Introduction: Tenon Cutting Jig for a Table Saw
This tenon cutting jig will help you cut the end pieces of wood in a safe and manageable fashion.
In order to do this, you need a tenon cutting jig that adjusts to fit and slide along on the table saw fence. The jig should keep the wood secure and perpendicular to the table, move smoothly, and keep hands well away from the blade.
Step 1: Materials
12 x 12 x ¾ inch Baltic birch plywood
12 x 6 x ¾ inch Baltic birch plywood
2 @ 12 x 4 x ¾ inch Baltic birch plywood
4 x 4 x ¾ inch Baltic birch plywood
1 x 1 ½ x 12 inch strip of hardwood
2 @ 5/16-18 Hanger Bolts
2 @ Four-Arm Knob, Female
A dab of paraffin (candle wax)
Step 2: Measurements
Measure the height and width of your table saw fence. This determines where the 12 x 6 x ¾ inch Baltic birch plywood will be located perpendicular to the 12 x 12 x ¾ inch Baltic birch plywood.
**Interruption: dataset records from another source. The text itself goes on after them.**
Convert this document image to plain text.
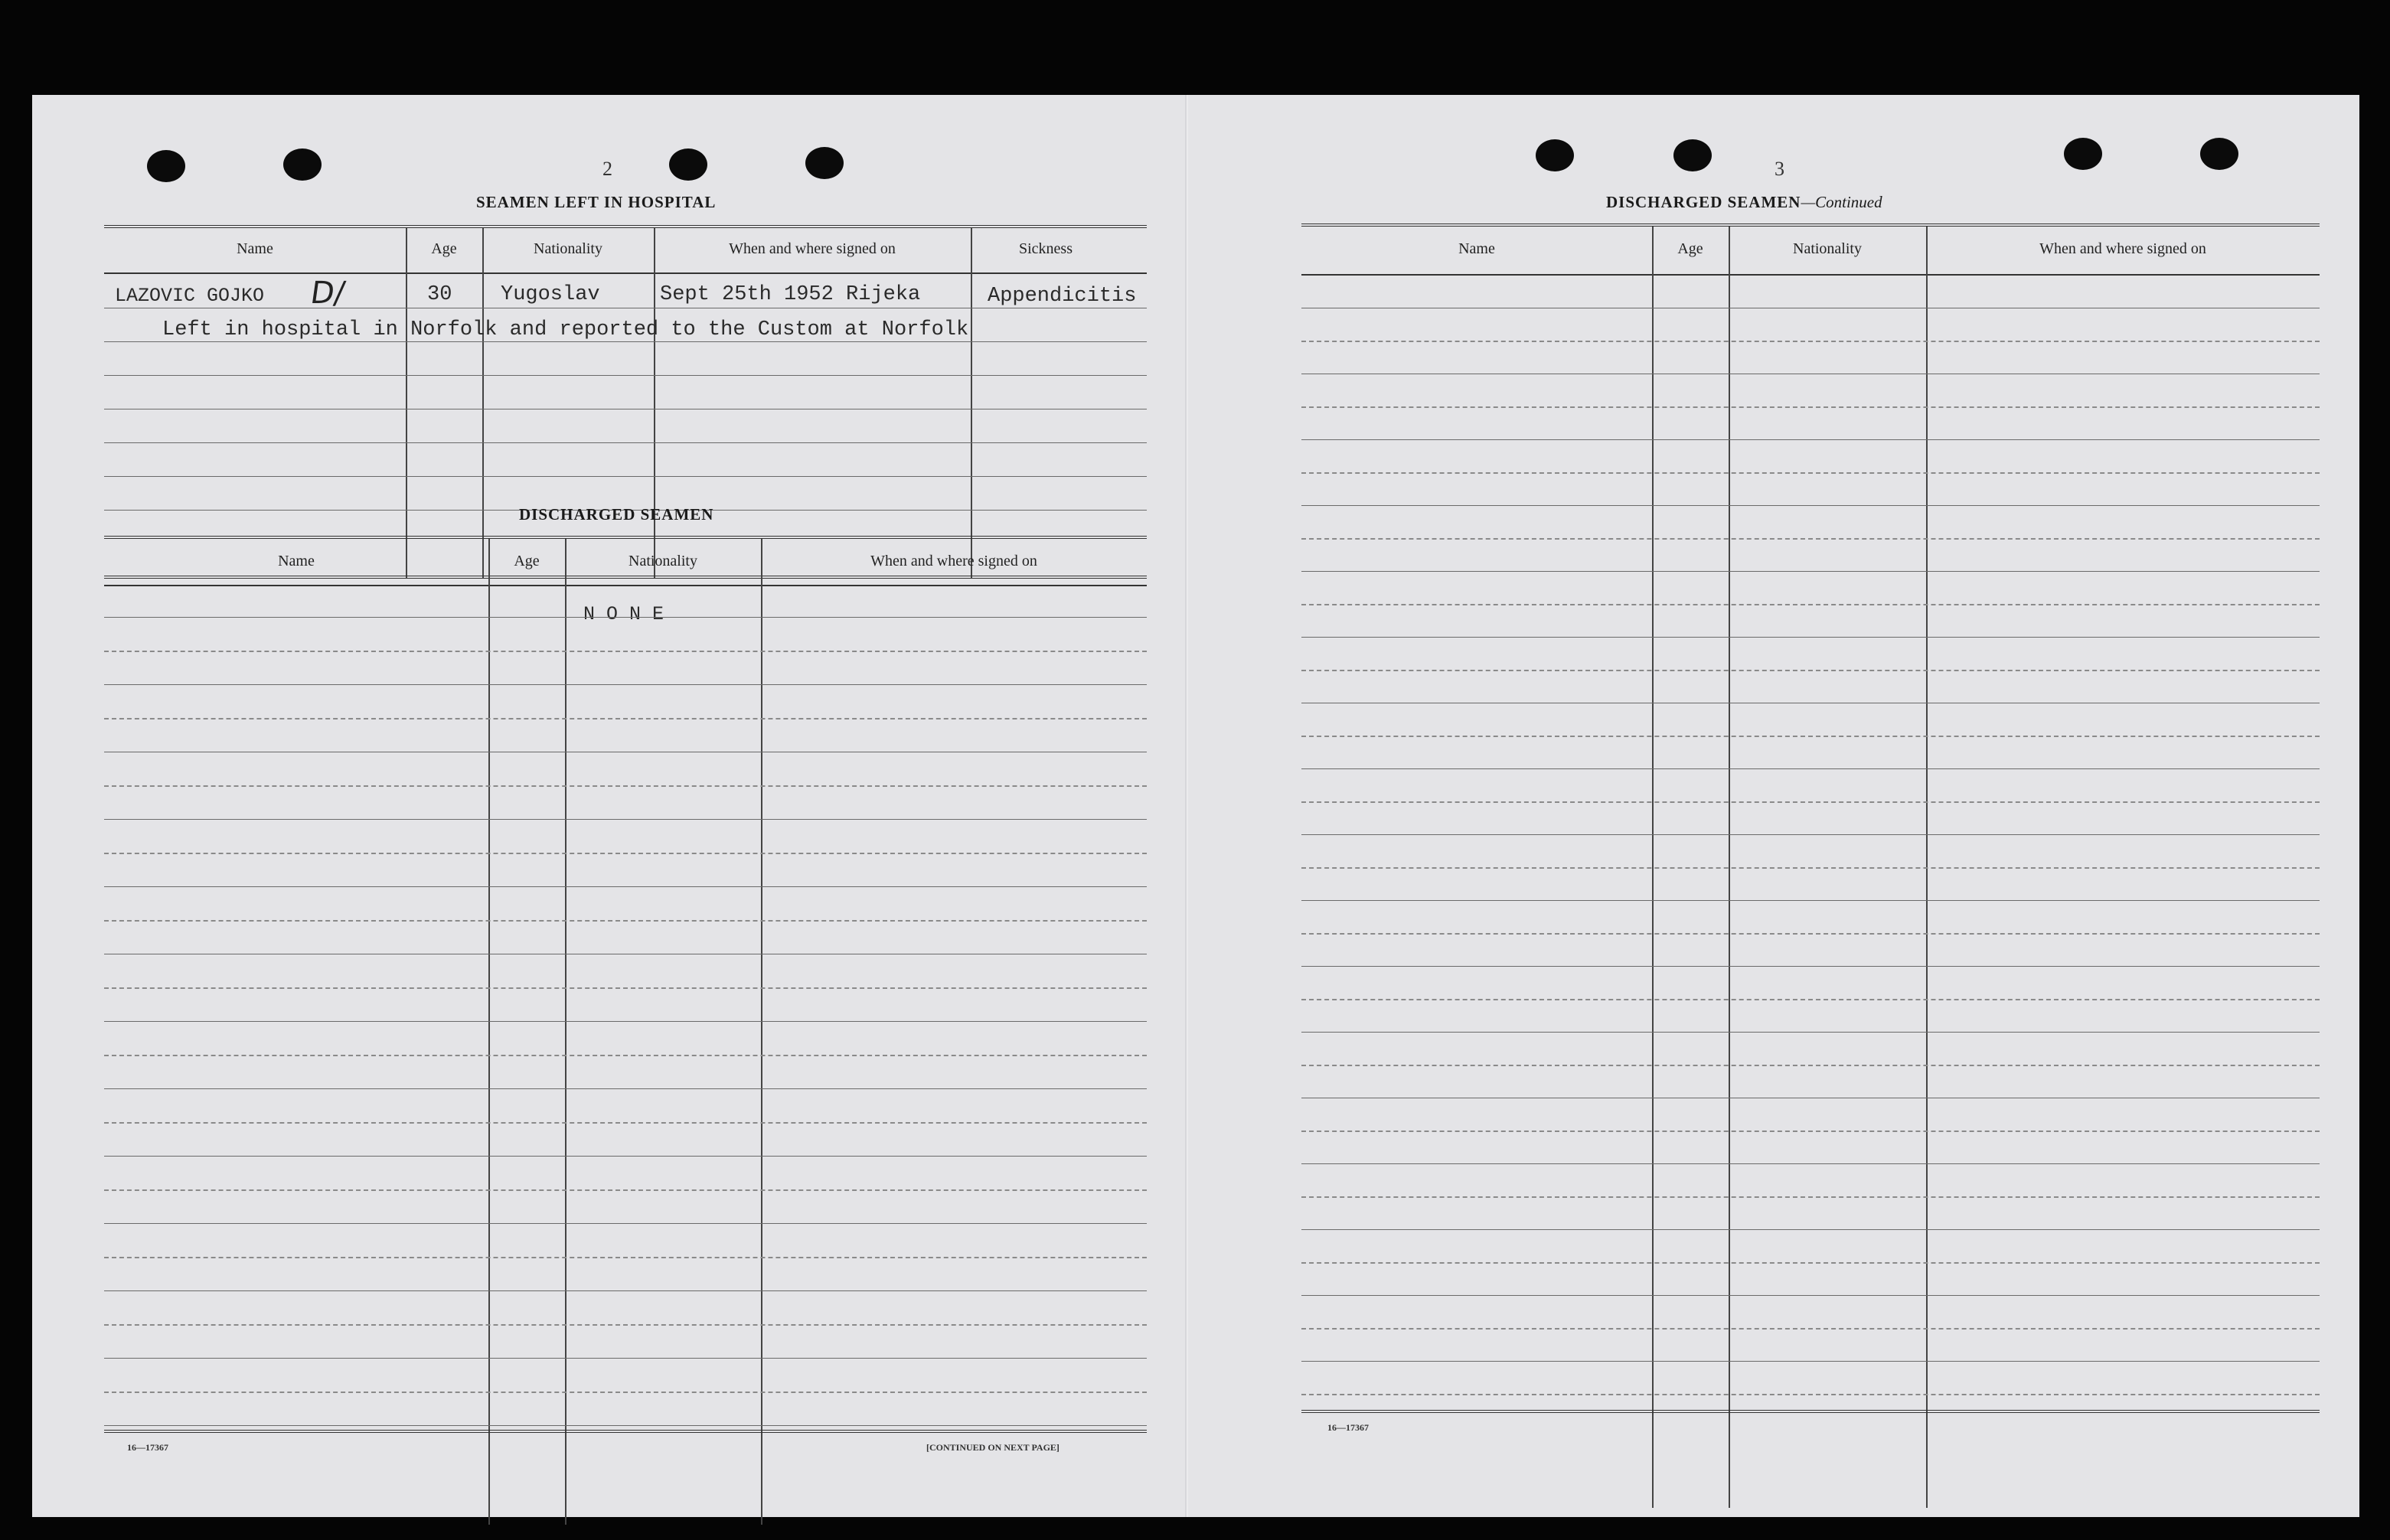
2
SEAMEN LEFT IN HOSPITAL
Name	Age	Nationality	When and where signed on	Sickness
LAZOVIC GOJKO D/	30 Yugoslav	Sept 25th 1952 Rijeka	Appendicitis
Left in hospital in Norfolk and reported to the Custom at Norfolk
DISCHARGED SEAMEN
Name	Age	Nationality	When and where signed on
N O N E
16—17367	[CONTINUED ON NEXT PAGE]
3
DISCHARGED SEAMEN—Continued
Name	Age	Nationality	When and where signed on
16—17367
Step 3: Make the Tenon Jig Adjustable
Cut two 3/8 x 2 inch holes on the router table at 2 inches from each end of the 12 x 6 x ¾ piece, starting ½ inch from the edge of the board. This groove should extend across the width of the fence. Glue and screw the 12 x 6 x ¾ perpendicular to the 12 x 12 x ¾ piece 1/8 inch higher that the fence height.
Step 4: Make It Durable and Ridgid
Cut the 4 x 4 x ¾ blocks diagonally to form supports for the 12 x 6 x ¾ perpendicular. Cut the 12 x 4 x ¾ inch plank so that it 1/8 inch greater than the fence height. Drill and screw the 2 @ 5/16-18 Hanger Bolts into this piece so they align with the longer slots cut in the 12 x 6 x ¾ perpendiculars. These need to be parallel to the face of the 12 x 4 x ¾ inch plank so use a drill press.
Step 5: Using the Tenon Jig
Fasten this section to the frame using the female Four-Arm 5/16 knobs. Place the jig over the fence and tighten the back so that the jig slides easily along the fence. Use some paraffin (candle wax) to help this along. Locate the 1 x 1 ½ x 12 inch strip of hardwood along the 12x12 face, perpendicular to the face of the table saw. Predrill, glue and screw in place making sure the screws are well above the maximum height the blade can be raised.